ある屋敷にて
クソっ。男は心の中で呟いた。
こんなことなら、町で一夜を明かし、村に帰るのは明日にすれば良かったかもしれない。
男は、畑で収穫した作物を町に売りに行っていたのだ。
だが、ここまで大雨が降るのであれば、町で一夜を過ごした方が良かったかもしれない。
町から村へ帰るには、森を抜けねばならなかった。
この森は、日中でも迷うことがある。まして、夜や雨が降るといった視界が悪い状況なら尚更だ。地元の人間も例外ではない。

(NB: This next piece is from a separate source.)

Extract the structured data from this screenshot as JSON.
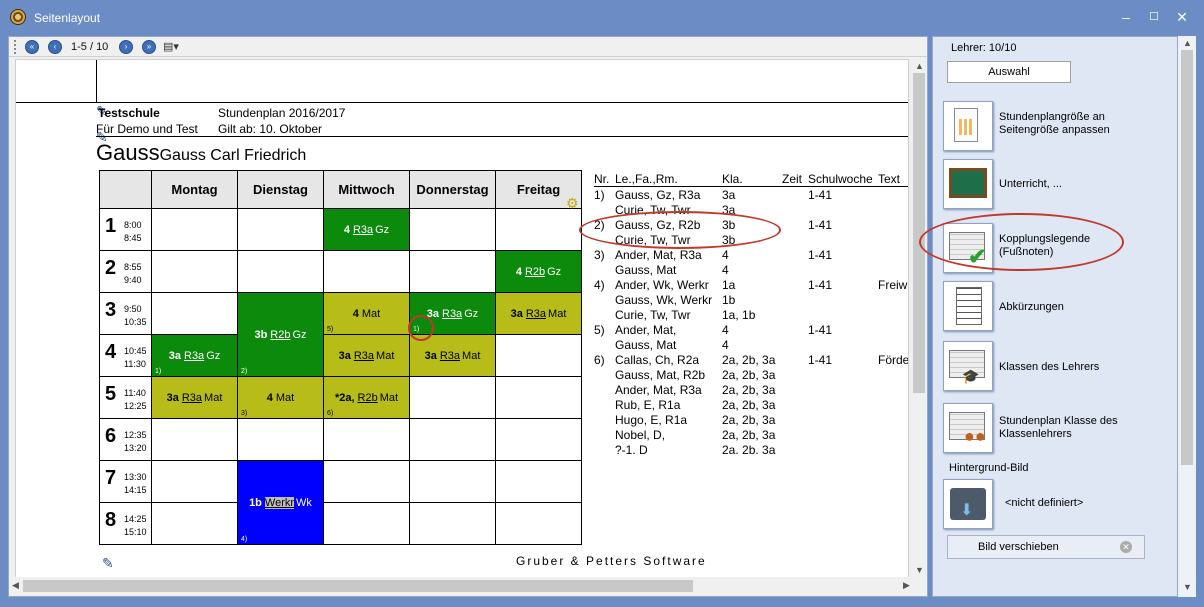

男も、この雨の中、進んでいる道が正しいか不安があった。この場で夜明けまで待つという手もあったが、この雨の中じっとしているのは難しかった。既に雨に濡れて体が冷えていた。
とにかく、雨宿りができる場所を探すことが先決だった。
訳もなく、歩いていると、雨でできた霧の向こうに、何やら屋敷のようなものが見えてきた。
村から町への道は数えきれぬほど通ってきているが、こんな屋敷は見覚えがなかった。
やはり、道に迷ったのだと男は思った。
とりあえず、雨宿りをさせてもらうために屋敷に近づいた。手入れはされているようだったが、建物には年季が入っていた。かなり、古くからあるようだ。
男は、屋敷の軒下に入ると、服の雨水をしぼった。
そして、扉を叩いた。
何度か叩いたが、全く反応がない。雨音が強く、聞こえないのだろうか……。
その後も何度叩いても反応は全くない。
男は、試しに扉を手で押してみた。すると、「ギギギ」と音を立てながら、扉が開いた。
中は暗く、人の気配は全くない。窓から入る月の光が頼りだ。
その時、背後で「バンッ」と大きな音がした。男は恐る恐る後ろを振り返った。
どうやら風で扉が閉まっただけのようだった。
ふぅと息を吐く。心臓に悪い。
とりあえず、雨宿りができる場所を見つけることはできた訳だが、男は落ち着いた心地がしなかった。誰もいなく、暗い屋敷の中というのはかなり不気味だった。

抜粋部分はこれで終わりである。